To encourage automakers to use new engineering concepts, the institute placed the Hypercar designs in the public domain rather than seeking a patent on them.
No individual Hypercars have ever been built employing all the new, often costly technological advancements. The institute feels that developing mass-production techniques are key to making a vehicle that could sell between $30,000 and $50,000.
Even without a vehicle on the road, Mr. Lovins is confident his concepts have had an impact on the industry.
“The nonprofit sector is a very disproportionate source of technical, policy, and business innovation,” Mr.

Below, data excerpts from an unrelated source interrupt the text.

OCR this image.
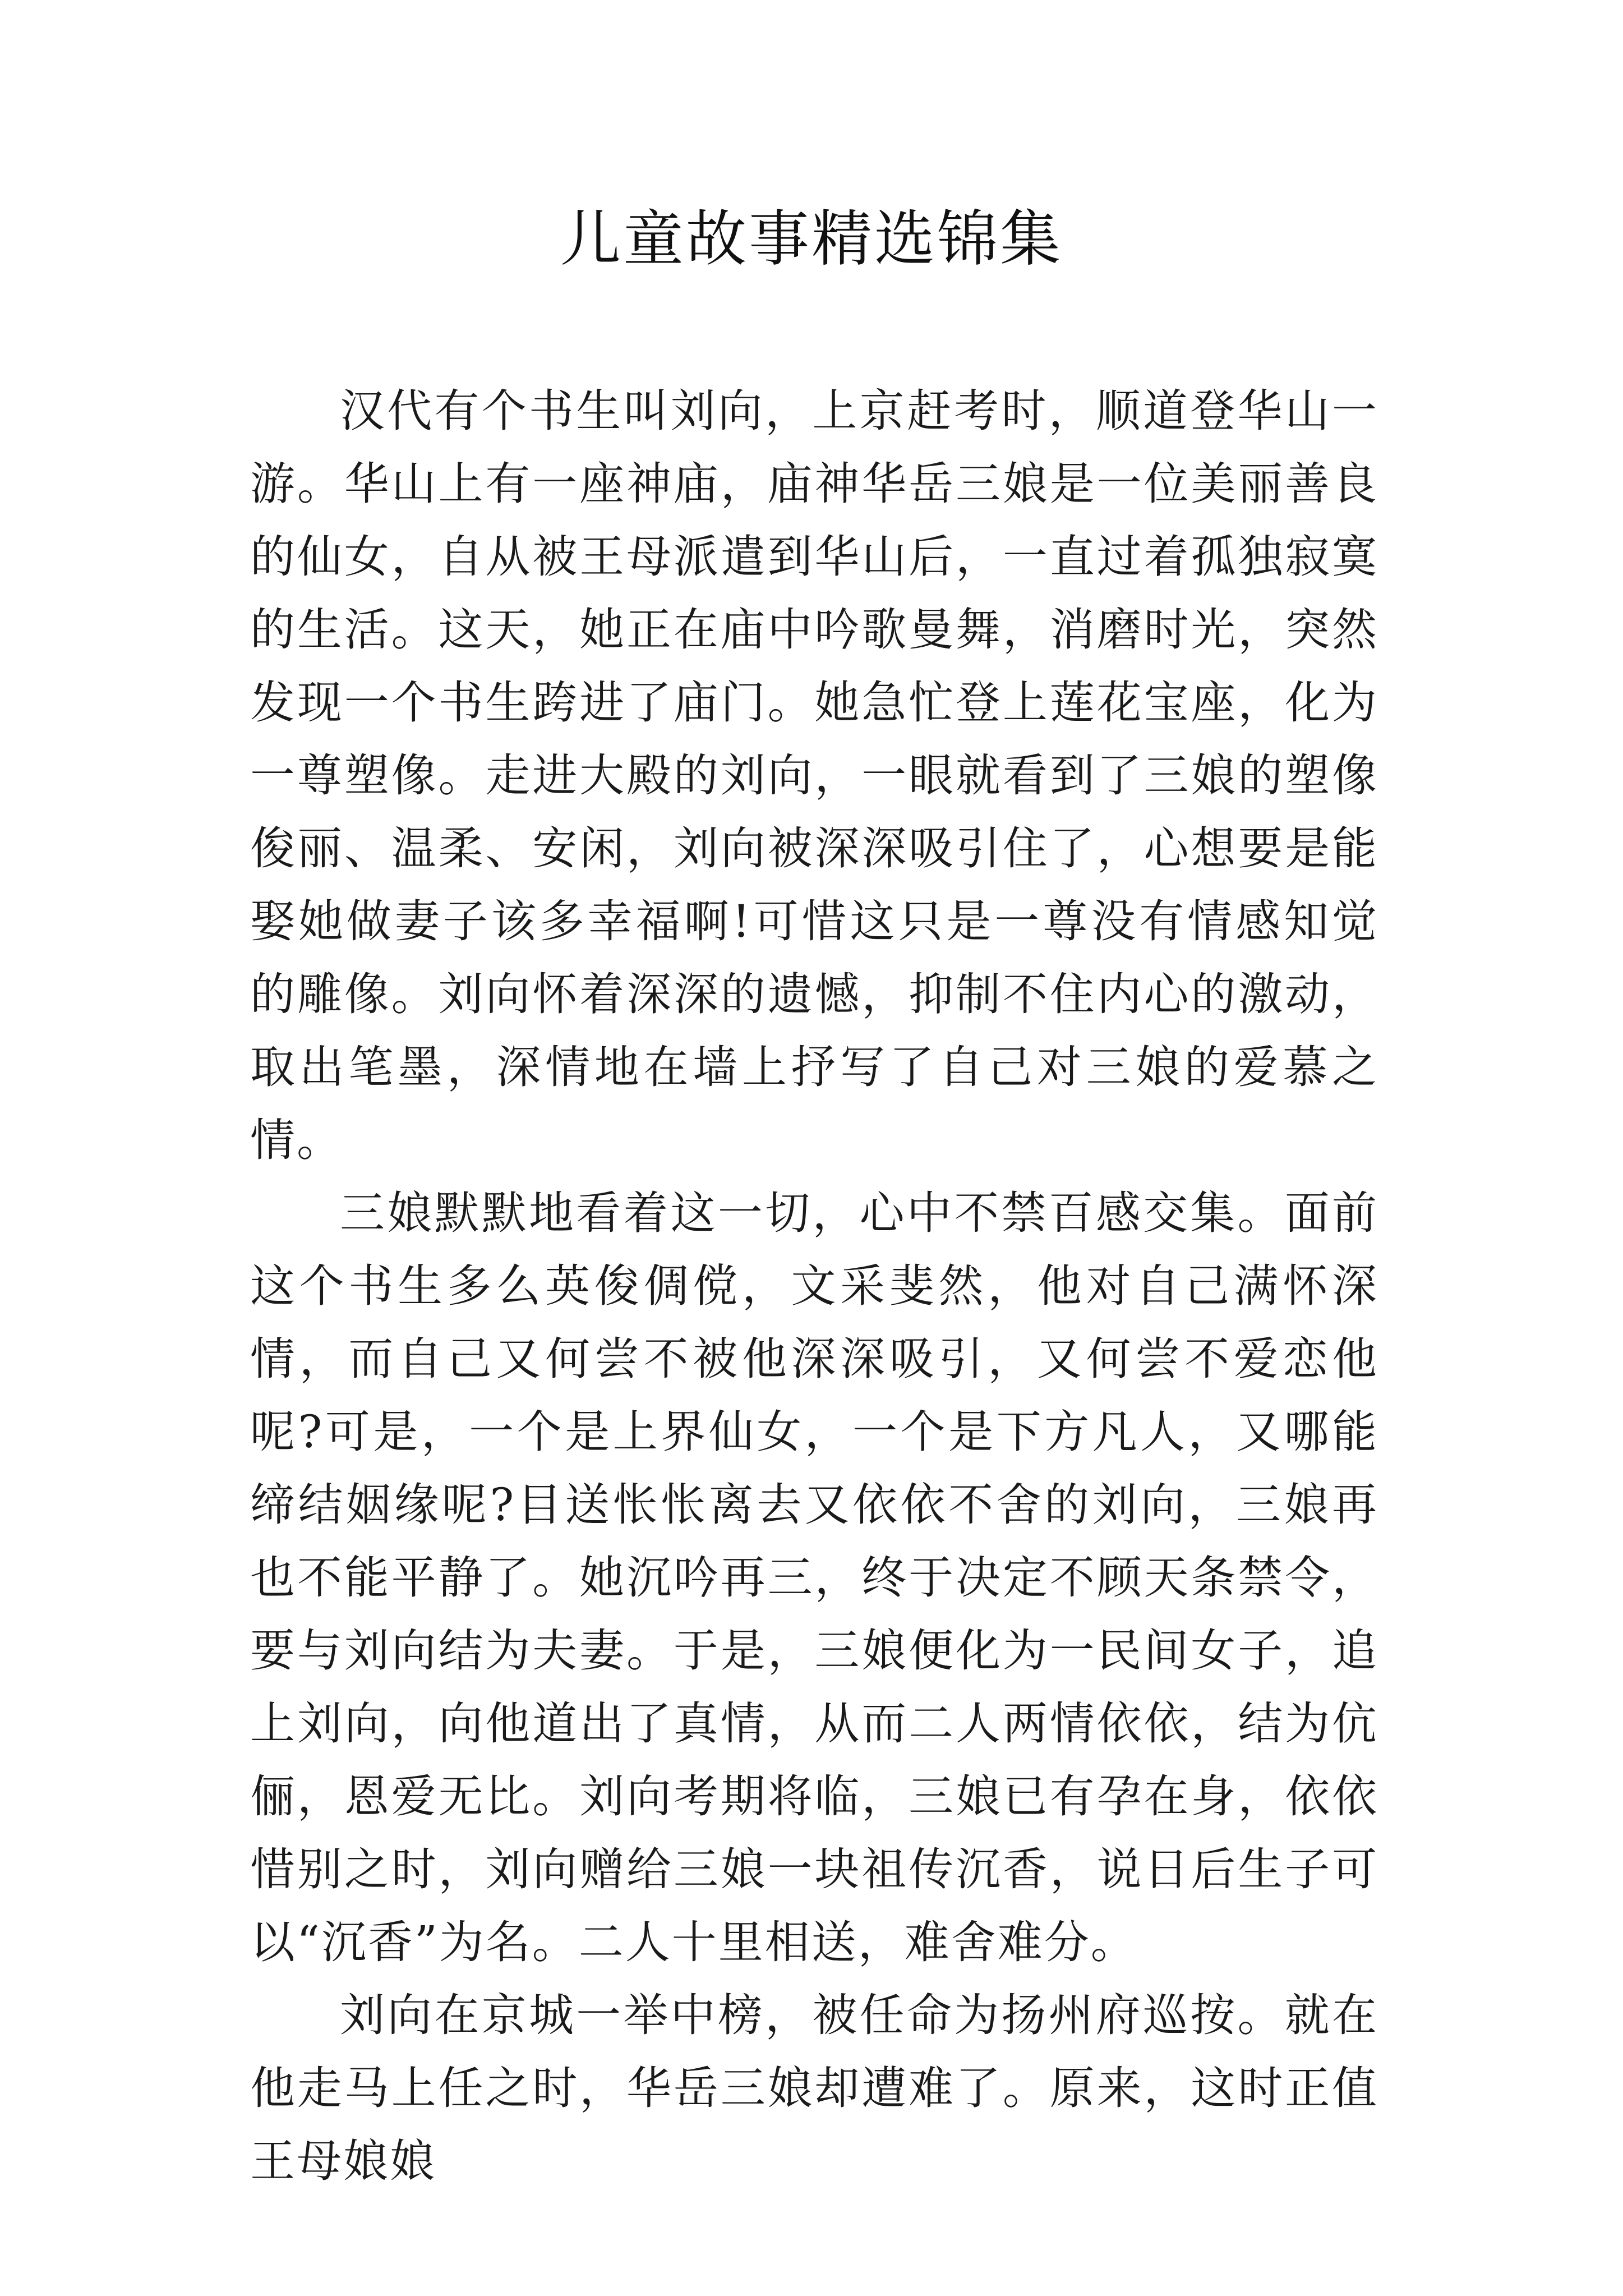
儿童故事精选锦集

汉代有个书生叫刘向，上京赶考时，顺道登华山一游。华山上有一座神庙，庙神华岳三娘是一位美丽善良的仙女，自从被王母派遣到华山后，一直过着孤独寂寞的生活。这天，她正在庙中吟歌曼舞，消磨时光，突然发现一个书生跨进了庙门。她急忙登上莲花宝座，化为一尊塑像。走进大殿的刘向，一眼就看到了三娘的塑像俊丽、温柔、安闲，刘向被深深吸引住了，心想要是能娶她做妻子该多幸福啊!可惜这只是一尊没有情感知觉的雕像。刘向怀着深深的遗憾，抑制不住内心的激动，取出笔墨，深情地在墙上抒写了自己对三娘的爱慕之情。

三娘默默地看着这一切，心中不禁百感交集。面前这个书生多么英俊倜傥，文采斐然，他对自己满怀深情，而自己又何尝不被他深深吸引，又何尝不爱恋他呢?可是，一个是上界仙女，一个是下方凡人，又哪能缔结姻缘呢?目送怅怅离去又依依不舍的刘向，三娘再也不能平静了。她沉吟再三，终于决定不顾天条禁令，要与刘向结为夫妻。于是，三娘便化为一民间女子，追上刘向，向他道出了真情，从而二人两情依依，结为伉俪，恩爱无比。刘向考期将临，三娘已有孕在身，依依惜别之时，刘向赠给三娘一块祖传沉香，说日后生子可以“沉香”为名。二人十里相送，难舍难分。

刘向在京城一举中榜，被任命为扬州府巡按。就在他走马上任之时，华岳三娘却遭难了。原来，这时正值王母娘娘
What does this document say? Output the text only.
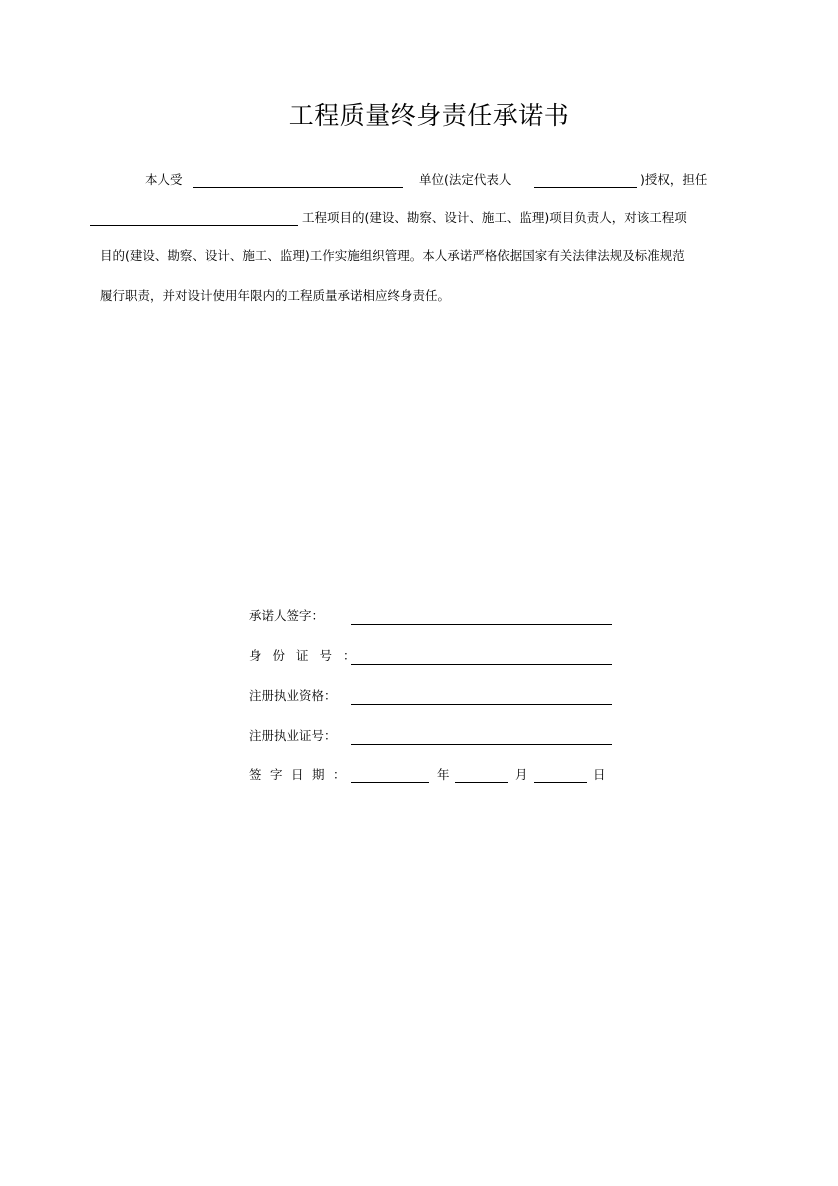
工程质量终身责任承诺书
本人受	单位(法定代表人	)授权，担任
工程项目的(建设、勘察、设计、施工、监理)项目负责人，对该工程项
目的(建设、勘察、设计、施工、监理)工作实施组织管理。本人承诺严格依据国家有关法律法规及标准规范
履行职责，并对设计使用年限内的工程质量承诺相应终身责任。
承诺人签字：
身份证号：
注册执业资格：
注册执业证号：
签字日期：	年	月	日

Lovins says. “Without our contributions, we would have a far more impoverished portfolio of ways to deal with oil.”
Gary S. Vasilash, editor in chief of Automotive Design & Production magazine, says car companies have been “assessing” Hypercar concepts.
“Perhaps the biggest effect that Amory Lovins and his colleagues at RMI have had on the auto industry has less to do with specific technology and more with showing potential opportunities that can be derived from thinking differently about how cars are designed and engineered,” Mr. Vasilash says.
“This work could have been done, in principle, by the auto industry, but such large organizations are typically not very agile and tend to proceed incrementally rather than transformationally,” Mr. Lovins says.
He adds: “Being a nonprofit with an entrepreneurial bent lets us be agile and uninhibited.”